Brett is the culinary mastermind, Chadd runs the business side, and neither of them has to scrub a dirty dish if they don’t feel like it. Instead, they offer a menu—including whole pies for dinner and slices for lunch—that spotlights a New York style of pizza with a dash of Neapolitan flair. “We thought it would be interesting to try the kind of ingredients you might eat on a Neapolitan-style pizza but on a New York-style dough,” Brett says. “We use products like soppressata, truffles, shiitake mushrooms, rosemary, Calabrian chilies, and the best Sicilian olive oil we can find.”
Zazas opened in early December to packed houses and media acclaim and has already been hailed by The Manual, a national pop-culture website, as one of the Windy City’s 10 best restaurants. The ride was a little bumpy at first, thanks to a malfunctioning oven and a few no-show staffers. But Brett’s a seasoned veteran—he graduated from dishwasher to line cook, then went on to culinary school and managed several restaurant kitchens before becoming head chef at Santo Cielo, a top-rated restaurant in Naperville, Illinois.
Before they launched Zazas, though, the brothers did their homework. “The idea for our menu started when we were trying out all different types of pizza,” Brett says. “We would try our favorite New York-style spots, Neapolitan spots and Chicago-style spots. We both agreed that, when it comes to dough, New York-style is our favorite. There’s something so delicious about that ultra-thin center and the puffed heel with all of these different textures. New York style is chewy, crunchy, foldable, and it’s this balance of textures that makes it so incredible.”

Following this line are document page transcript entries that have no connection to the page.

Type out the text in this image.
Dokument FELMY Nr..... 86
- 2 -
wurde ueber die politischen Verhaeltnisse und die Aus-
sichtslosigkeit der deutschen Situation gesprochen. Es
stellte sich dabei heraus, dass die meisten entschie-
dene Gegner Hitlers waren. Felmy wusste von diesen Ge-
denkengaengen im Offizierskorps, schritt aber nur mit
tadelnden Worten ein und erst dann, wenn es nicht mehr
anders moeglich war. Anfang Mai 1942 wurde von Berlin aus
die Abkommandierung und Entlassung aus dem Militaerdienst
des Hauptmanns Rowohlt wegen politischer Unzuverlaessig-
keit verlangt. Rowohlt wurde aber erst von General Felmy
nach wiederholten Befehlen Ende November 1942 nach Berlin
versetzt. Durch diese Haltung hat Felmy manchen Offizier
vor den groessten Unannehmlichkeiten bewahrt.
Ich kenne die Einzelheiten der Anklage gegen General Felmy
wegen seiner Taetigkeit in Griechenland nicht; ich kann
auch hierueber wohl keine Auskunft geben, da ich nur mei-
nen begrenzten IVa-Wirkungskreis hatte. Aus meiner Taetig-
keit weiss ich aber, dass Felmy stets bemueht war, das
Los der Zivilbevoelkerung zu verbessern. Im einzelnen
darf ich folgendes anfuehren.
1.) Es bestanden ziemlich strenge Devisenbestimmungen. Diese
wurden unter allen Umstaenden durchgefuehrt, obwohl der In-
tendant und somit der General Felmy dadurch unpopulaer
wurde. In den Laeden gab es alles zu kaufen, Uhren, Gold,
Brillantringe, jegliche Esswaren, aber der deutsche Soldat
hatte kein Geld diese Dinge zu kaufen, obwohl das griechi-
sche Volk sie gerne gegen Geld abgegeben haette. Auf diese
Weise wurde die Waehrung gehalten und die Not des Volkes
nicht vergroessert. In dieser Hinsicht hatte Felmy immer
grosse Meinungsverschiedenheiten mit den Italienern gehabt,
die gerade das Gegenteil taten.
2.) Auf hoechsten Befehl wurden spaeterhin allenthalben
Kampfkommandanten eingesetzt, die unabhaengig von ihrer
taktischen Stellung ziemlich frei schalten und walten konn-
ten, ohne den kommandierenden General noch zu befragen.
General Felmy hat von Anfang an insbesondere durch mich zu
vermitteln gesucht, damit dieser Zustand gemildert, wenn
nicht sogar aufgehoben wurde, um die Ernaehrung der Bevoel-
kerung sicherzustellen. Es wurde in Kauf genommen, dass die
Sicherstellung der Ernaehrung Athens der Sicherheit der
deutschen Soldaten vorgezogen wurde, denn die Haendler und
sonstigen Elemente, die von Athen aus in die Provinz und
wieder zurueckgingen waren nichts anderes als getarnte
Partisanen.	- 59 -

Zazas serves up nine specialty pizzas, including the Truffle Mushroom Pie (topped with shiitake mushrooms, rosemary, garlic truffle cream, goat cheese and sea salt) and the Hot Soppressata Pie (featuring soppressata, fennel oil, Mike’s Hot Honey, chili flakes and Parmigiano). “We make the fennel oil by pouring 350° oil over toasted fennel seeds and garlic, resulting in a sweet, aromatic and almost anise-y flavor profile,” Brett says. Another customer favorite is the Bacon Jam Pie, which includes red onions, Calabrian chiles, cotija cheese, Szechuan garlic oil and scallions. “The goal here was to achieve a ‘flavor bomb’ by balancing sweet, smoky, spicy, salty, fatty and acidic,” Brett says.
“A lot of my effort has been centered around the dough,” he adds. “We wanted to create a dough that is foldable and chewy, just like your prototypical New York-style pizza, but simultaneously very crunchy and slightly sour. After a ton of trial and error, we found a flour that works perfectly for the style we wanted to achieve. We use a hard red spring wheat, a poolish to help aid the fermentation, and a 48-hour cold ferment. We believe in giving the dough time to develop flavors and produce those beautiful air pockets that make the dough light and easy to digest. Our hydration is right at 69%, which we found to be just right to achieve that light airiness while maintaining some bite and good chew.”
Brett says he and Chadd have built “an amazing staff,” with a few of their restaurant-savvy friends working several days a week. The business also gets support from the entire family, including the brothers’ dad, Bob Nemec; their stepdad, Steven Gambla; and aunt and uncle Tina and John Schiele. Not to mention their mother, Sue Gambla, who first tipped off PMQ about Zazas. And a proud mother she is, too. “My boys, who also live and do life together—it makes this mama’s heart and soul so happy—are working side by side,” she says. “When I was a young mom,” she adds, “I was not a very well-seasoned cook. You can ask my boys. That’s why pizza—which we called ‘za’—was probably in the house all the time.”
Zazas Pizzeria is the Nemec brothers’ first restaurant, but they hope it won’t be the last. “Down the line, we are definitely hoping to expand,” Brett says. “Most likely, we will not be interested in franchising, but having a few locations around the States is definitely a long-term goal. We are creating a relatively streamlined training process, and we believe with the right set of instructions and training, anyone can recreate what we are doing in our Chicago location and maintain the same quality and consistency.”